大学時代の記憶#1:五月祭

上の記事で大学時代について少し触れましたが、
ここではもう少し具体的なことを書いていきたいと思います。

五月祭

東大の学園祭は年に二度あるのですが、最初の方を五月祭と言います。
名前の通りこれは五月に開かれ、国内でも屈指の規模の学園祭だと思います。

五月祭の出店はサークルか一二年生が主体となっているものが多いんじゃないかと思います。
私が一年生のときもクラスで出店することは半強制的なものだった印象です。

こういう出し物は正直苦手なのですが、一方で責任を果たさず自分の目的(勉強)だけやるのはよくないという謎の使命感があって、
結構ちゃんと手伝った記憶があります。

五月祭で得た売り上げはクラスのものにしてもよいということで、うちも多少の利益があったんじゃないかと思います。
この利益を一人一人に返すクラスもありますが、自分のところはクラス旅行の資金の一部にするということになった気がします。
当然私は旅行なんて行く余裕なかったので参加しませんでしたが。

クラスの子たちは海外旅行にも行っていた気がします。
大学一年生の段階でこういうことができるのは世間一般から見ても恵まれているほうなんじゃないかと思いますが、
本人たちはそれに無自覚だったように感じます。

いや、無自覚というよりかは無邪気だったと言ったほうが正確かもしれません。
私はこの無邪気さに当てられてしまったようです。

「21世紀の教育格差」

五月祭には出店以外にも一般の方向けのイベントも多くあります。
私が一年生の時には教育格差についてのフォーラムがありました。

この頃はまだ教育格差の問題はあまり注目されていなかった印象で、さすが東京は進んでいるなと思った記憶があります。
私はそういう期待を胸にフォーラムへ参加しましたが、残念ながらその内容は散々なものでした。

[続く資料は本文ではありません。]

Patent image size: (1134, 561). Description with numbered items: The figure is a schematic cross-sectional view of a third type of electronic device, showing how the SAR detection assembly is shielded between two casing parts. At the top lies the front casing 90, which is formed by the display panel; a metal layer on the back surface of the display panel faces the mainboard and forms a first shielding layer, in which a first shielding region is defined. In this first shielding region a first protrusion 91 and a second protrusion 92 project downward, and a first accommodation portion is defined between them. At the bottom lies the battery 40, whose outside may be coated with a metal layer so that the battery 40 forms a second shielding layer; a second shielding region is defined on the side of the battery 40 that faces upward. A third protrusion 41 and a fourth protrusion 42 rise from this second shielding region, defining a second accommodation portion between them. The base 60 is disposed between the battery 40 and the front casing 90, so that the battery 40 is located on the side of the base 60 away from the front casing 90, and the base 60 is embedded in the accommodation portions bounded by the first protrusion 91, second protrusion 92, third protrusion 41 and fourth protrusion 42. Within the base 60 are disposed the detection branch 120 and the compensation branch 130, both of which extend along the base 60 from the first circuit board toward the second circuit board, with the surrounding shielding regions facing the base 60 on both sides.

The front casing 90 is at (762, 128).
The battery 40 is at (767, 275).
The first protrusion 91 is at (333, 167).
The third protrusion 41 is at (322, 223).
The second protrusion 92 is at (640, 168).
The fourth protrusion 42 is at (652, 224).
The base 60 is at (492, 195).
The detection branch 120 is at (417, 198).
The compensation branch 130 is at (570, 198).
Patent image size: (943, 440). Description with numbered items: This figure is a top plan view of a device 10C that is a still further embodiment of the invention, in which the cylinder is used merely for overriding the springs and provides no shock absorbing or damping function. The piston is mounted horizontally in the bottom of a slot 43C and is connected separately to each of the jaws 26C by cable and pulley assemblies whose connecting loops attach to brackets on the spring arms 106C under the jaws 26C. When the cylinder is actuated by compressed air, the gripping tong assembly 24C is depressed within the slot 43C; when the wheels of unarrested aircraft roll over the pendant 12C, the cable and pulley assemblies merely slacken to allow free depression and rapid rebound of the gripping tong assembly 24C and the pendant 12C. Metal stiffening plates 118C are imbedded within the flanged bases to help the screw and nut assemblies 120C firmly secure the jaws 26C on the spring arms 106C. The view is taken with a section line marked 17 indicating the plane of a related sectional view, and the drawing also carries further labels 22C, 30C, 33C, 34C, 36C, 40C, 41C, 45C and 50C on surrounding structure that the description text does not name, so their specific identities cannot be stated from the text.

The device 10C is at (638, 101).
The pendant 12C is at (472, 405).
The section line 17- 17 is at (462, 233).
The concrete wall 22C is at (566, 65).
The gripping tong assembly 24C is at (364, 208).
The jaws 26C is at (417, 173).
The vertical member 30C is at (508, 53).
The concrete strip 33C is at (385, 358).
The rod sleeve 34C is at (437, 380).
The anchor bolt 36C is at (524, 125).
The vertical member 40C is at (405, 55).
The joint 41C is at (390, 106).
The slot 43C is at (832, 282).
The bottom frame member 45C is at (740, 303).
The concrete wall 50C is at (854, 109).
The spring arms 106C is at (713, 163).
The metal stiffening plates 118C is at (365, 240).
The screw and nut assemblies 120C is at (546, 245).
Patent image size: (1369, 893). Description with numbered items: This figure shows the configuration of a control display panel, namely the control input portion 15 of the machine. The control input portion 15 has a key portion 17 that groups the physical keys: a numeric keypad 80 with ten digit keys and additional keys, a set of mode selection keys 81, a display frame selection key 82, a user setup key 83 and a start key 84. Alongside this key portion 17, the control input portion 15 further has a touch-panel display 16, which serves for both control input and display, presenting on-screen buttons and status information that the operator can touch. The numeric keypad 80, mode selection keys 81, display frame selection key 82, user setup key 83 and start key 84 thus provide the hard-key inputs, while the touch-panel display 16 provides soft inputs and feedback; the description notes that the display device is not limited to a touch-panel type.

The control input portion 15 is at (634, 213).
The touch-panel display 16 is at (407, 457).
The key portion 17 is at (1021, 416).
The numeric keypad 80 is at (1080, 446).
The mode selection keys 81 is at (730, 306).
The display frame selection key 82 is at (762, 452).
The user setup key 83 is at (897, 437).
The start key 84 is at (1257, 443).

そもそも壇上の識者は、今確認しても教育格差の専門家ではないと思います。
そういう人たちが的外れなことを専門家として言っているのを聞くのは当事者として苦痛でした。

フォーラムを主催していたのは学生主体のNPOだったと思います。
壇上にいたNPOの代表者は開成高校卒で浪人して早稲田大学に進学したという方でした。

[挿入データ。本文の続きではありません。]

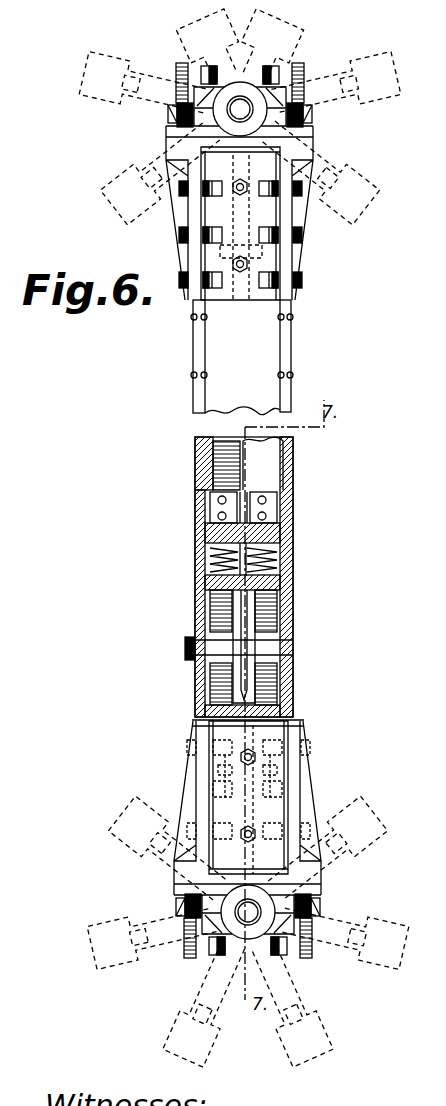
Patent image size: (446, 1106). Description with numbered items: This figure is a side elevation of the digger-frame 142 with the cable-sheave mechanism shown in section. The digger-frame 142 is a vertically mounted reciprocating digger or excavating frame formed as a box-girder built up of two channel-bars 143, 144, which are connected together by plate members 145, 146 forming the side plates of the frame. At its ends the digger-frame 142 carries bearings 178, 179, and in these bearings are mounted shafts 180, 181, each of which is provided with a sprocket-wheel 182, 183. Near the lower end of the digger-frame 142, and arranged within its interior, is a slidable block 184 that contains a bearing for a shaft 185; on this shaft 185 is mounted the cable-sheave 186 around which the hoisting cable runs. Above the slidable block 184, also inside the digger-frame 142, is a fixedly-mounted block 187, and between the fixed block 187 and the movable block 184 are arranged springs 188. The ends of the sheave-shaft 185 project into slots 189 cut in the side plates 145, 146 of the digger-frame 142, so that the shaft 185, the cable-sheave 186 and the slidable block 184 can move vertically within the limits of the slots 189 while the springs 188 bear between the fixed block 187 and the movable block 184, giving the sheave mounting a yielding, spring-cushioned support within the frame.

The digger-frame 142 is at (196, 440).
The channel-bar 143 is at (266, 402).
The channel-bar 144 is at (264, 466).
The plate member 145 is at (292, 350).
The plate member 146 is at (194, 352).
The bearing 178 is at (232, 87).
The bearing 179 is at (243, 932).
The shaft 180 is at (241, 106).
The shaft 181 is at (253, 928).
The sprocket-wheel 182 is at (334, 151).
The sprocket-wheel 183 is at (347, 956).
The slidable block 184 is at (291, 623).
The shaft 185 is at (275, 648).
The cable-sheave 186 is at (246, 615).
The fixedly-mounted block 187 is at (293, 508).
The springs 188 is at (290, 548).
The slots 189 is at (290, 613).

フォーラムの最後、この方は少し笑いながら「僕は困窮したことがなく、教育格差なんてものがあることをこういう活動を始めるまでしらなかった」という趣旨のことを感想として言いました。

この言葉を聞いたとき、私は一瞬ゾッとした後、憤慨したのを覚えています。
どうしてそこまで怒ったのか今ではもう思い出せないのですが、当時は今よりも切迫した経済状況だったのでそうなったのかなと想像します。

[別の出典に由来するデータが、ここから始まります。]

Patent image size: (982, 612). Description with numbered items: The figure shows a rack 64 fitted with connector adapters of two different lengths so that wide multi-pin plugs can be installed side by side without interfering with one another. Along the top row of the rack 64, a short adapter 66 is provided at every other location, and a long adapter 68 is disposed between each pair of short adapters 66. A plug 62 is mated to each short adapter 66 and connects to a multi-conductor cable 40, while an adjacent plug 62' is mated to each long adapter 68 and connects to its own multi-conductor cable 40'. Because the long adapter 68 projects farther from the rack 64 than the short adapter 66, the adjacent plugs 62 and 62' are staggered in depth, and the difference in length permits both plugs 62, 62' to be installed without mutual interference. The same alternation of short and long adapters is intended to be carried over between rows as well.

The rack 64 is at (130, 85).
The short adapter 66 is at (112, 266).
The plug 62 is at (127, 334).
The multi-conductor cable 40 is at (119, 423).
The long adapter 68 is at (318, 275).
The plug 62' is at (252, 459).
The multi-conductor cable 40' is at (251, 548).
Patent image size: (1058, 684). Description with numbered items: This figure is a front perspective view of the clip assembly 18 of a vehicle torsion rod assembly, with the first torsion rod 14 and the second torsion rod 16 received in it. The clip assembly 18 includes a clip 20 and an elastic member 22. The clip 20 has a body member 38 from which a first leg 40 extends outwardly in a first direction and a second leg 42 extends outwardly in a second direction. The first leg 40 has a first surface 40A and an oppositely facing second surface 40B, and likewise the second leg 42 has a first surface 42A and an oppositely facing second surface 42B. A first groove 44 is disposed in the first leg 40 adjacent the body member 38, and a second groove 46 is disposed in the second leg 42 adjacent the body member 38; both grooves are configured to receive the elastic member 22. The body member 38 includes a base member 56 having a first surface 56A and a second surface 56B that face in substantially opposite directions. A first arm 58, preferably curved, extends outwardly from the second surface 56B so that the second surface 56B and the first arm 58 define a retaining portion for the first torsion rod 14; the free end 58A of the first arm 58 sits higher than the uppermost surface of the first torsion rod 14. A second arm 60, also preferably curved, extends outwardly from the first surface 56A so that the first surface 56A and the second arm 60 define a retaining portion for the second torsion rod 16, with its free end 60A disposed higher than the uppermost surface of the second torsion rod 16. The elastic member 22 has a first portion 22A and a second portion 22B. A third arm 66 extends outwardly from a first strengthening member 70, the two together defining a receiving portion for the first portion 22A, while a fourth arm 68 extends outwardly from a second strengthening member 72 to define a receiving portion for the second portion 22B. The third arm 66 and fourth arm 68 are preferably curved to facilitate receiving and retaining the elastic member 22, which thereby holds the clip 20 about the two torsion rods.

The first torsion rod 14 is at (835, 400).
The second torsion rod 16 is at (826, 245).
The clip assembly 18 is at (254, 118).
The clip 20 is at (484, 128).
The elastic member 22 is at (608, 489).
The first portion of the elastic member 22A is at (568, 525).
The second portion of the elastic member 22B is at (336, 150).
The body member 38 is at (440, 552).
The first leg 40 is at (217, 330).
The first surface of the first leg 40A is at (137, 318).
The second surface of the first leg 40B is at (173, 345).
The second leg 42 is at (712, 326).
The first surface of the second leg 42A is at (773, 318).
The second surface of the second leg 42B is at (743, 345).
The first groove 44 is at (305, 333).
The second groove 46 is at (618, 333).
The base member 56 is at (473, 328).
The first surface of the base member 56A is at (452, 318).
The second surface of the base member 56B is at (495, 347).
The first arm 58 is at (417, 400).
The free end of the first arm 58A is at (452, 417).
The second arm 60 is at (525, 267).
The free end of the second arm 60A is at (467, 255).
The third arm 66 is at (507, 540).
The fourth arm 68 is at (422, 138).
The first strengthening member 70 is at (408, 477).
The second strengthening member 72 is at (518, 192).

それともう一つ、そもそもこういう教育系の学生団体に良い印象をもっていなかったというのもあるかもしれません。

そういう学生団体の構成員は恵まれた環境出身の人も多く、あまり教育格差の問題に興味がないんじゃないかなと思っていました。
彼ら彼女らが興味のあるのはむしろ、教育という共通のテーマで集まってワイワイやることなんじゃないかと思っていたのです。
(今はそうじゃない人もいることを知っています。一方いまだにこの「偏見」はある程度は正しいんじゃないかとも思っています。)

なにか自分たちの苦労を消費されているような気がしていました。
彼ら彼女らの目的が楽しむことなら、教育格差の被害者がいないと楽しめないことになってしまうからです。

よく学生団体やボランティア団体の募集で「一緒に楽しく活動しませんか」という文言を見かけます。
でもその団体の目的が誰かの支援活動だったとき、「楽しく」ってなんだろうという気がしてしまいます。

とはいえ、支援者というのは必要で、常に不足しているものだと思います。
また人は普通「楽しく」ないと活動が継続しないということも知っています。
こういう当事者目線と支援者目線の葛藤は、常に私を悩ませてきました。

そういえば、当時の知り合いから結構連絡をもらいました。
その内容は昔と今とでは意見が変わった、君の言ってたことがわかったというようなものが多かったと思います。

そういってもらえるのは本当にありがたいことです。